Working on the bike while also working as a lecturer doesn’t come without its cons.

“I don’t have much of a social life and I don’t sleep much,” Duggan laughed.

This drive to get the project done while also learning how to do it as he goes is what has impressed people.

“It’s super impressive how far he has gotten working on a pretty tight budget with still another full time job,” Nieminen said. “It’s cool to see somebody waltz into a new thing and learn really quickly.”

But building bikes wasn’t always a hobby of his. Duggan’s first career path came from his passion for music. Though he initially didn’t plan on attending college, his close proximity to Nashville — a national hub of music — led him to Middle Tennessee State University, which offered a Recording Industry Program that taught people how to become recording engineers.

Duggan said he moved to New York in part to pursue a career in sound engineering, but also to pursue his own creative passions. When Duggan arrived in New York, he said he ran sound for the Foofighters, Peaches, Ministry and other huge acts. Still, he didn’t feel fulfilled.

“I was really at the center of it all and I was so unhappy,” Duggan said. “As fun or as cool it might’ve been, it wasn’t challenging to me anymore.”

To make up for the dissatisfaction he was feeling, Duggan said he turned to literature. Non-fiction works interested him the most — in particular the work of Jorge Luis Borges.

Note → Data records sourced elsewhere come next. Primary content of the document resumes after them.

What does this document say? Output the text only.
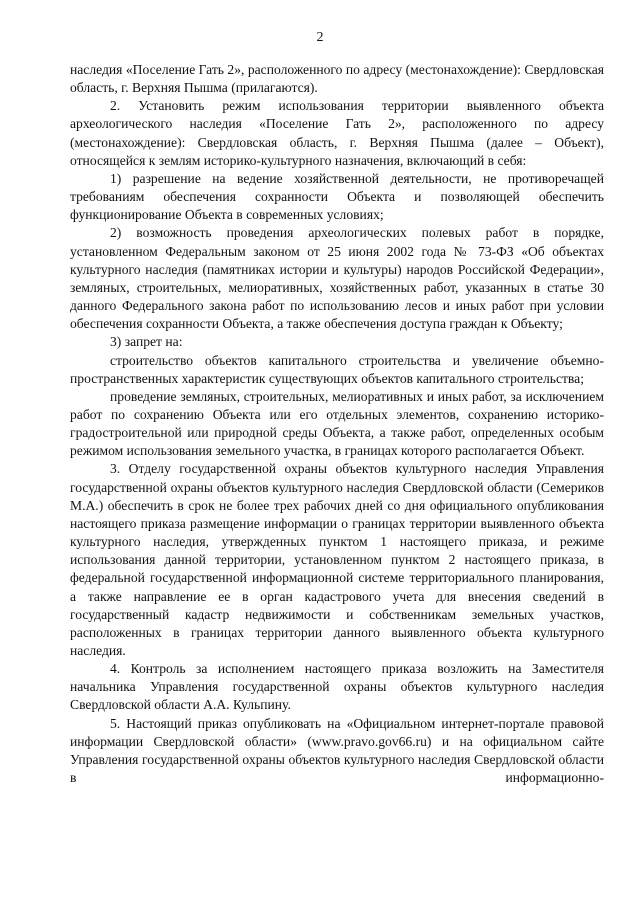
2

наследия «Поселение Гать 2», расположенного по адресу (местонахождение): Свердловская область, г. Верхняя Пышма (прилагаются).

2. Установить режим использования территории выявленного объекта археологического наследия «Поселение Гать 2», расположенного по адресу (местонахождение): Свердловская область, г. Верхняя Пышма (далее – Объект), относящейся к землям историко-культурного назначения, включающий в себя:

1) разрешение на ведение хозяйственной деятельности, не противоречащей требованиям обеспечения сохранности Объекта и позволяющей обеспечить функционирование Объекта в современных условиях;

2) возможность проведения археологических полевых работ в порядке, установленном Федеральным законом от 25 июня 2002 года № 73-ФЗ «Об объектах культурного наследия (памятниках истории и культуры) народов Российской Федерации», земляных, строительных, мелиоративных, хозяйственных работ, указанных в статье 30 данного Федерального закона работ по использованию лесов и иных работ при условии обеспечения сохранности Объекта, а также обеспечения доступа граждан к Объекту;

3) запрет на:

строительство объектов капитального строительства и увеличение объемно-пространственных характеристик существующих объектов капитального строительства;

проведение земляных, строительных, мелиоративных и иных работ, за исключением работ по сохранению Объекта или его отдельных элементов, сохранению историко-градостроительной или природной среды Объекта, а также работ, определенных особым режимом использования земельного участка, в границах которого располагается Объект.

3. Отделу государственной охраны объектов культурного наследия Управления государственной охраны объектов культурного наследия Свердловской области (Семериков М.А.) обеспечить в срок не более трех рабочих дней со дня официального опубликования настоящего приказа размещение информации о границах территории выявленного объекта культурного наследия, утвержденных пунктом 1 настоящего приказа, и режиме использования данной территории, установленном пунктом 2 настоящего приказа, в федеральной государственной информационной системе территориального планирования, а также направление ее в орган кадастрового учета для внесения сведений в государственный кадастр недвижимости и собственникам земельных участков, расположенных в границах территории данного выявленного объекта культурного наследия.

4. Контроль за исполнением настоящего приказа возложить на Заместителя начальника Управления государственной охраны объектов культурного наследия Свердловской области А.А. Кульпину.

5. Настоящий приказ опубликовать на «Официальном интернет-портале правовой информации Свердловской области» (www.pravo.gov66.ru) и на официальном сайте Управления государственной охраны объектов культурного наследия Свердловской области в информационно-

Like Borges, Duggan said he was intrigued by philosophy so much that it became a bit of an obsession. He enrolled in courses at Brooklyn College City University of New York, where he realized he wanted to go to graduate school and pursue a degree in philosophy. His time at Brooklyn College led him to getting into a doctorate program at Cornell University.

At Cornell, Duggan said he developed his dissertation around the notion of moral responsibility and whether humans have free will. His research found that a main concern that humans have about free will is that “we are worried about the value of our actions.”

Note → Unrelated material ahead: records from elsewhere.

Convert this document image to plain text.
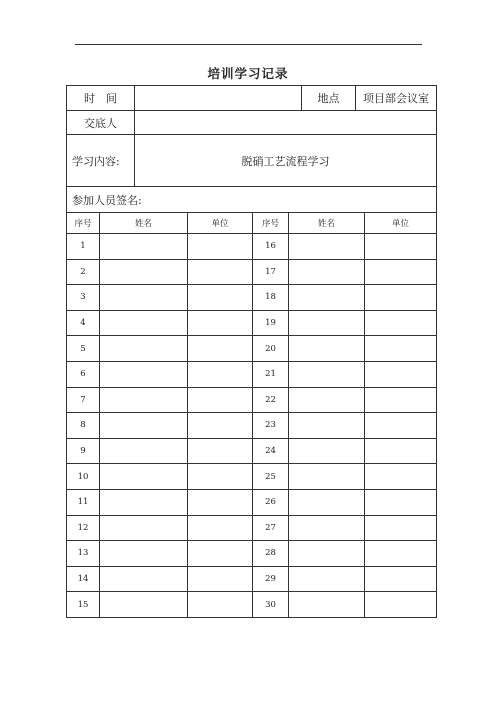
培训学习记录
时　间		地点	项目部会议室
交底人			
学习内容:	脱硝工艺流程学习		
参加人员签名:			
序号	姓名	单位	序号	姓名	单位
1			16		
2			17		
3			18		
4			19		
5			20		
6			21		
7			22		
8			23		
9			24		
10			25		
11			26		
12			27		
13			28		
14			29		
15			30		
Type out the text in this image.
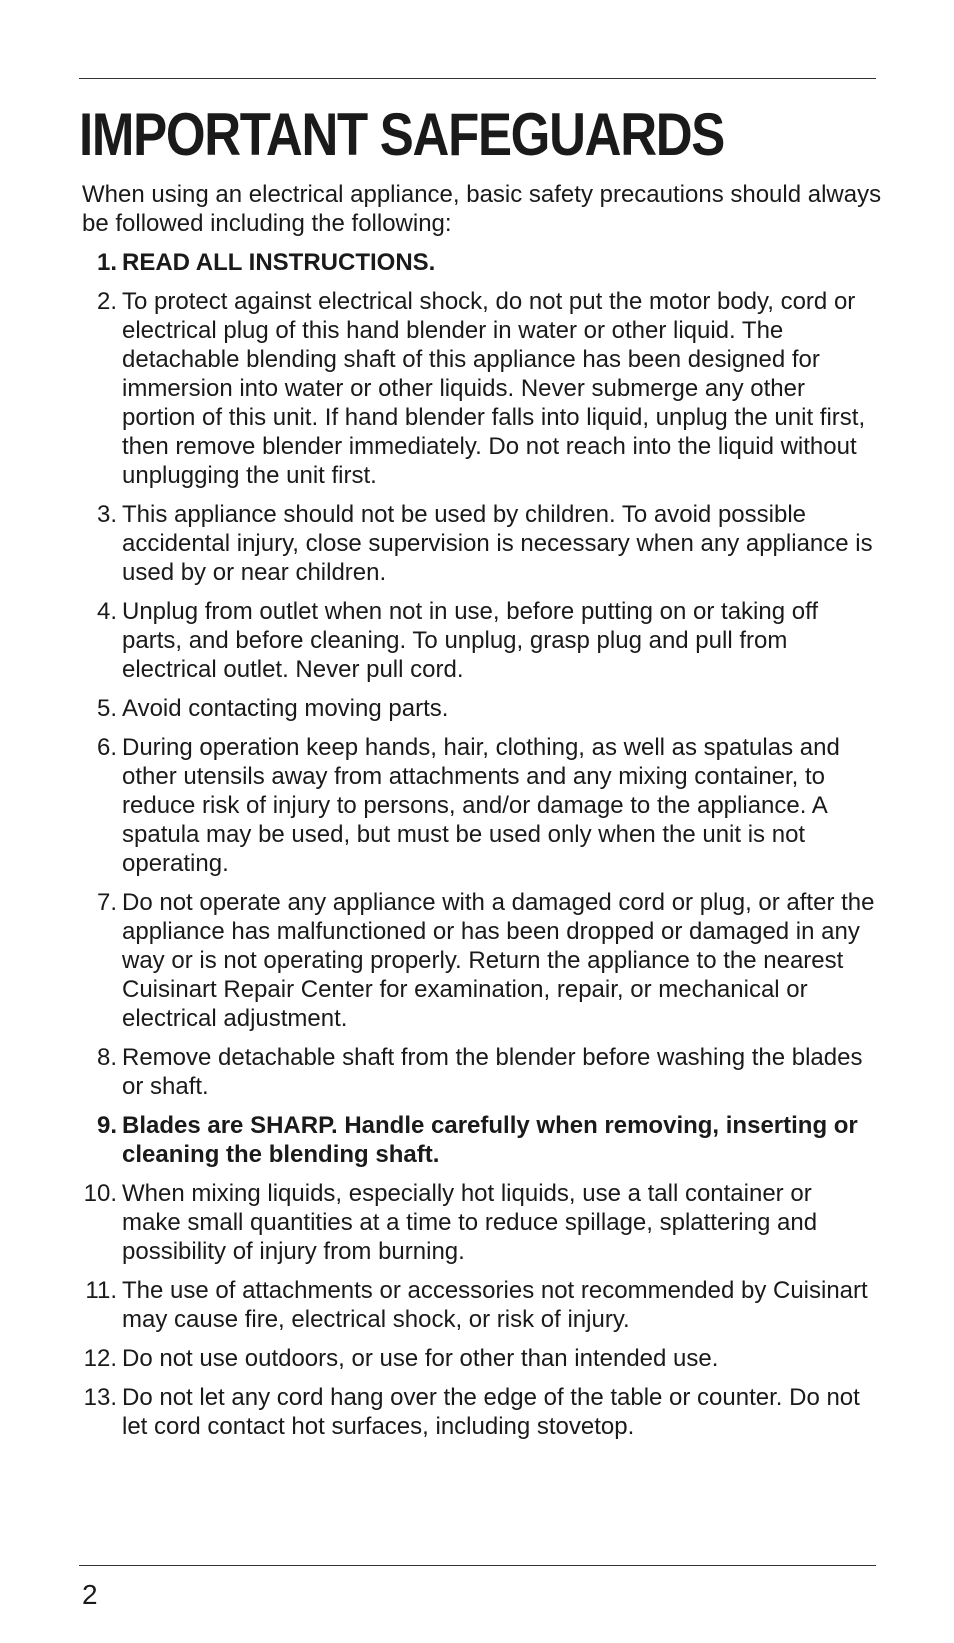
IMPORTANT SAFEGUARDS

When using an electrical appliance, basic safety precautions should always be followed including the following:

1. READ ALL INSTRUCTIONS.
2. To protect against electrical shock, do not put the motor body, cord or electrical plug of this hand blender in water or other liquid. The detachable blending shaft of this appliance has been designed for immersion into water or other liquids. Never submerge any other portion of this unit. If hand blender falls into liquid, unplug the unit first, then remove blender immediately. Do not reach into the liquid without unplugging the unit first.
3. This appliance should not be used by children. To avoid possible accidental injury, close supervision is necessary when any appliance is used by or near children.
4. Unplug from outlet when not in use, before putting on or taking off parts, and before cleaning. To unplug, grasp plug and pull from electrical outlet. Never pull cord.
5. Avoid contacting moving parts.
6. During operation keep hands, hair, clothing, as well as spatulas and other utensils away from attachments and any mixing container, to reduce risk of injury to persons, and/or damage to the appliance. A spatula may be used, but must be used only when the unit is not operating.
7. Do not operate any appliance with a damaged cord or plug, or after the appliance has malfunctioned or has been dropped or damaged in any way or is not operating properly. Return the appliance to the nearest Cuisinart Repair Center for examination, repair, or mechanical or electrical adjustment.
8. Remove detachable shaft from the blender before washing the blades or shaft.
9. Blades are SHARP. Handle carefully when removing, inserting or cleaning the blending shaft.
10. When mixing liquids, especially hot liquids, use a tall container or make small quantities at a time to reduce spillage, splattering and possibility of injury from burning.
11. The use of attachments or accessories not recommended by Cuisinart may cause fire, electrical shock, or risk of injury.
12. Do not use outdoors, or use for other than intended use.
13. Do not let any cord hang over the edge of the table or counter. Do not let cord contact hot surfaces, including stovetop.
2
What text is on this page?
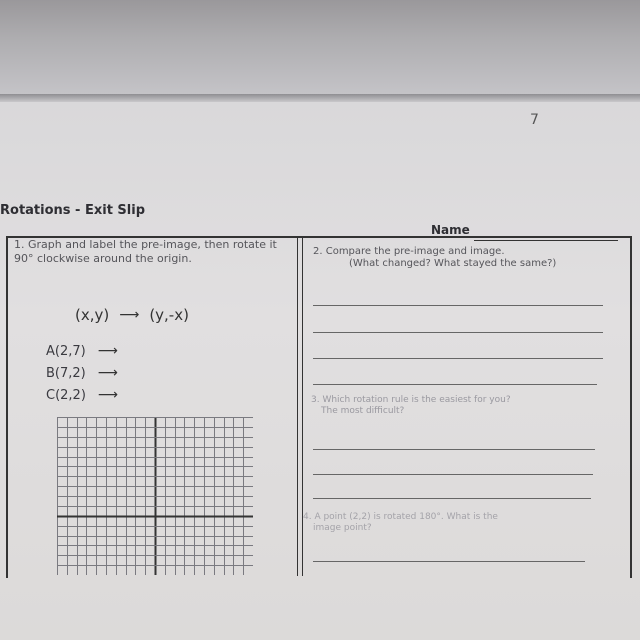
7
Rotations - Exit Slip
Name
1. Graph and label the pre-image, then rotate it 90° clockwise around the origin.
(x,y) ⟶ (y,-x)
A(2,7) ⟶
B(7,2) ⟶
C(2,2) ⟶
2. Compare the pre-image and image.
(What changed? What stayed the same?)
3. Which rotation rule is the easiest for you?
The most difficult?
4. A point (2,2) is rotated 180°. What is the
image point?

He also said he found that there weren’t many authors who were pinpointing the meaning behind these ideas which is why he decided to write his dissertation on the topic and that led to him getting his Ph.D.

Duggan said as he was nearing his graduation, he felt he needed a change which led him to move to Los Angeles in 2017. Duggan first worked at Cal State Long Beach, but eventually found a position at Cal State Fullerton in the philosophy department.

Although Duggan enjoyed philosophy, he was missing something that was more physical — something that he could see in front of his eyes and measure the success he was having and not just be told he was doing good. This is what led him to woodworking out of the garage of his apartment in Los Angeles.

“What’s nice about when you do something like woodworking is when you get done with a project, you can sort of look at it and tell whether it’s any good or not,” Duggan said.

The same concept applies to his current projects with BMX bikes, which he said was a lot of hands-on work.

Duggan’s “High-Drive” bike is coming closer to being released to the public. He said he hopes that in two or three months his company, Chimera Cycles, will be able to go ahead with a launch.